D’abord hospitalisée dans le service des maladies infectieuses pour son Covid, Yamina, 82 ans, a passé trois semaines au SSR le temps de reprendre des forces, et d’être de nouveau capable de monter un escalier. « Elle habite dans un appartement au 1er étage sans ascenseur : sans cela, impossible pour elle de rentrer », souligne Grégoire Bouchon, gériatre. Assise sur son fauteuil, dans un survêtement gris pâle imprimé d’étoiles, elle remercie l’équipe, émue de s’en être sortie, et de pouvoir retrouver ses six enfants.

L’entrée du service décoré à l’approche des fêtes de fin d’année, ici le 8 décembre.

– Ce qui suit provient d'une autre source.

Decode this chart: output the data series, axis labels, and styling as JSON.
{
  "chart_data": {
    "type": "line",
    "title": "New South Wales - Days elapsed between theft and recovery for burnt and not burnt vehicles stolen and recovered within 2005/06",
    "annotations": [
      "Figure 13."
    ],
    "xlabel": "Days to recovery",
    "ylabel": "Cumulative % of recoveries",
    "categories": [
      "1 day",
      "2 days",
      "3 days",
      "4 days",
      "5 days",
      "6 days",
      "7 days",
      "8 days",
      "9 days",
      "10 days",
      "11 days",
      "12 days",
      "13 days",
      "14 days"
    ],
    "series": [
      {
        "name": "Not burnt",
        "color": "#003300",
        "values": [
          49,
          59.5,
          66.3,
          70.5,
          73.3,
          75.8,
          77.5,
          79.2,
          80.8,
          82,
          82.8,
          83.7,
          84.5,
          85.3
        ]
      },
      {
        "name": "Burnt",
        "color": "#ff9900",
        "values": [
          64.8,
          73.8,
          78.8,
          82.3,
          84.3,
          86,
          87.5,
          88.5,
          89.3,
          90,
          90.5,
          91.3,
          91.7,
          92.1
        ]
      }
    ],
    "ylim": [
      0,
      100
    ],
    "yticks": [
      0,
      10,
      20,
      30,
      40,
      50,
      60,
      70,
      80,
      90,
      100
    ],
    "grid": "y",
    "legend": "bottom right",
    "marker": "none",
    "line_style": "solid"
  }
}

Claude, 87 ans, lui est plus anxieux. « Rentrer à la maison, c’est bien beau, mais il faut faire à manger, le ménage, explique-t-il. Il faut bien garder le moral, mais là il est un peu bas. » Depuis le décès de sa femme, cet ancien maçon a tout fait seul, mais se demande maintenant s’il aura « encore la force », tant le Covid-19 l’a épuisé. De son portefeuille, il sort sa photo de mariage, un cliché en noir blanc de 1958, avec sa bicyclette en arrière-plan. « Toute ma vie j’ai été heureux, tant mieux pour moi », sourit-il, appuyé sur le rebord du lit, dans sa veste de pyjama crème désormais bien trop grande.